Story posted June 30, 2010
They might have been glued to the television with their friends all month, or actually sitting in a stadium watching international soccer, but five talented, young South African scholars made the tough choice to forego the World Cup games—being played for the first time ever on African soil—in order to come to Bowdoin as Mellon Mays Undergraduate Fellows.
The research program includes a challenging array of workshops, lectures, seminars and public service activities designed to introduce the fellows—including a complement of five Bowdoin students—to the rigors of research, encouraging them to pursue graduates studies leading to Ph.Ds.
Several of the South African students, all of whom attend University of the Witwatersrand in Johannesburg, took a moment to reflect on the question:
"What does the World Cup mean to you?"
The World Cup being in Africa for the first time means Africa being given a chance to shine in their own backyard and with their fans chanting for them. It also means a great opportunity for people who love soccer who can't afford to go to stadiums. The tickets were much cheaper for locals.
My dad bought me a ticket for the opening game and the final game. He didn't know I was going to come to the States, so I missed out, but I'll catch the finals. It was a hard choice, but coming here was for the good. This is my first time in the States, my first time out of the country.
I bet with my friend that we reach the semi-finals, so I already lost my bet. No money, just a friendly game. For the whole week I'll be buying him lunch back home.

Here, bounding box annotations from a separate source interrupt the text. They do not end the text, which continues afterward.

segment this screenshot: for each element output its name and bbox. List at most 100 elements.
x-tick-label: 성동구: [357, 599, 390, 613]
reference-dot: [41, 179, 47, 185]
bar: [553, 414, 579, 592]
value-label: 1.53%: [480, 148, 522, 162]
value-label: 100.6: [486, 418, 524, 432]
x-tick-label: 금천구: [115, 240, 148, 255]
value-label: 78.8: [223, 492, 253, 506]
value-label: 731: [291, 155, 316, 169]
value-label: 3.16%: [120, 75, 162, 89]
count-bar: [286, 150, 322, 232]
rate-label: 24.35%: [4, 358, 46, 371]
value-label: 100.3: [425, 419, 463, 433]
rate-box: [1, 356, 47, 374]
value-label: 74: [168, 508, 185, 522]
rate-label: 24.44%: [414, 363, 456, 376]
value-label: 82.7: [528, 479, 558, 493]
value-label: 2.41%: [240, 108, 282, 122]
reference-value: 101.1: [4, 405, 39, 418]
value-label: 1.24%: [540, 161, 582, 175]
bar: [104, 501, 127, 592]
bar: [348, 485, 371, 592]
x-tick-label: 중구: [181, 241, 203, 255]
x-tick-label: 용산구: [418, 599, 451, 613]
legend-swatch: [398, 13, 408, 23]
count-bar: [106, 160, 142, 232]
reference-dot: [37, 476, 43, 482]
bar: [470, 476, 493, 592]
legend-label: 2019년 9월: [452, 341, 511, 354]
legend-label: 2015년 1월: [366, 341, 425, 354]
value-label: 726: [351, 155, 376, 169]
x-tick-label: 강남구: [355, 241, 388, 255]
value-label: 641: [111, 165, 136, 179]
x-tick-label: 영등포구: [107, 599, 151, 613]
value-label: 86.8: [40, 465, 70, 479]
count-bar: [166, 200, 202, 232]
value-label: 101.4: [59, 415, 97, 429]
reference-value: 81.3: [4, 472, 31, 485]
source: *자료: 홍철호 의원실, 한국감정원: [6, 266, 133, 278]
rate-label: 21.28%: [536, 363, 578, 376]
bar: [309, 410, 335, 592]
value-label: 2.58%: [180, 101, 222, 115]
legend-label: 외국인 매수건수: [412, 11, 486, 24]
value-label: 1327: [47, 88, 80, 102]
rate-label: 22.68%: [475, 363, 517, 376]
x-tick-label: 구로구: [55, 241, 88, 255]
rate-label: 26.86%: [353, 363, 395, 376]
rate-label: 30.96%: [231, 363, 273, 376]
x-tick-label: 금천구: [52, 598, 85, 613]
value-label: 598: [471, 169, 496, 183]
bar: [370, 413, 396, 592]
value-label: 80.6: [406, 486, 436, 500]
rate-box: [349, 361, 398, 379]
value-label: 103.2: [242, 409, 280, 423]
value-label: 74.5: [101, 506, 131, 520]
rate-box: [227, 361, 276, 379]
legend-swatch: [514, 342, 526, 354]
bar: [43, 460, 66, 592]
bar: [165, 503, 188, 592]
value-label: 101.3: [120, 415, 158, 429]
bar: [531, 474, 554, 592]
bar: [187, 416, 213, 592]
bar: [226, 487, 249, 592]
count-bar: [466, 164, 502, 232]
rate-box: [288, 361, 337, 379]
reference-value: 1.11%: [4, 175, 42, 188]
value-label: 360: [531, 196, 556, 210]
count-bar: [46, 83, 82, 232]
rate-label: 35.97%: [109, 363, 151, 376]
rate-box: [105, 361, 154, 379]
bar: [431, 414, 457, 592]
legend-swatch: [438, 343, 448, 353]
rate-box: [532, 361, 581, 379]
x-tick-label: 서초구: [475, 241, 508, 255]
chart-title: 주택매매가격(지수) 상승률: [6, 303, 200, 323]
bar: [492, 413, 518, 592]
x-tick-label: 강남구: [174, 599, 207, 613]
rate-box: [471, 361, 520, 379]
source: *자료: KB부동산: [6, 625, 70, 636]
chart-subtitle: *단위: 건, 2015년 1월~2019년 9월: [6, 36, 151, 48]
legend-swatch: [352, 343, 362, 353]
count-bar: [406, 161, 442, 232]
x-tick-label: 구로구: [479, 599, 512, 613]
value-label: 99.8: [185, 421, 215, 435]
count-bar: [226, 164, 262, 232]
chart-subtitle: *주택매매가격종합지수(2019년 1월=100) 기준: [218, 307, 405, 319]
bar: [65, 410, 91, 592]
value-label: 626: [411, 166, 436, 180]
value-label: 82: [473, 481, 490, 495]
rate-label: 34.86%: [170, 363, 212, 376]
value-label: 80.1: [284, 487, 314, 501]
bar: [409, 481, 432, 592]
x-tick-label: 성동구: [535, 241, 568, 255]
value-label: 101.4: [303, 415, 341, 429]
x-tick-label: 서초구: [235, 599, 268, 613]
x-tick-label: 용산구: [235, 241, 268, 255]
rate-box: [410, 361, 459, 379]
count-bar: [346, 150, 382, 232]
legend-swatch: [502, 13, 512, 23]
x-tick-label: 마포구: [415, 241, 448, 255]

Matsie Mabeta, Witwatersrand program coordinator
When it was first mentioned that South Africa will be hosting we were all excited because of more jobs for jobless people, we thought of really making history because the World Cup has never been hosted anywhere in Africa.
Once the World Cup is over it's going to be back to normal, there won't be any more jobs. Wherever a stadium was built, the people from the area were benefitting. Those stadiums will be there and there won't be any more money coming in. Apparently, for local clubs to use those stadiums, some large amounts are expected from them, something that most of the clubs can't afford.
But the World Cup brought people together, I wonder if you've seen the pictures. Everywhere around, in communities we're all together. That's the most important thing.
The only interest I have in the World Cup is watching social relations, how people are behaving. Unfortunately, I can't do that very well from here except watch the Fellows and the Bowdoin students who we live with.
I also had a ticket for some games and my interest was primarily to go as an observer, to witness the moment. I would like to go with an open mind, not necessarily with certain objectives or point of view. Rather, like observing people in a line during an election, trying to understand a process that is unfolding at a particular time for South Africans.
For me it means a lot, given my background. I come from the Township of Tembisa and I stay next to the stadium, so being able to see that a city that is not in good condition being improved meant a lot to me. The stadium is just across the road. There are lots of people but I don't consider it noise: I consider it celebration, in African spirit.
Even though some people complain about the stadium not being affordable later, I believe that there will be a way later in which people who have money and those who want to use it can negotiate. Overall now, we have a better infrastructure because they were investing in the World Cup.
Even before I left, I went to one international game being played, Nigeria against Japan. It was nice to come and sit there and watch the game along with my fellow people from around Tembisa. For the mere fact that we got the tickets for free, because it was a friendly game. We got to see an international game and you don't get that opportunity often.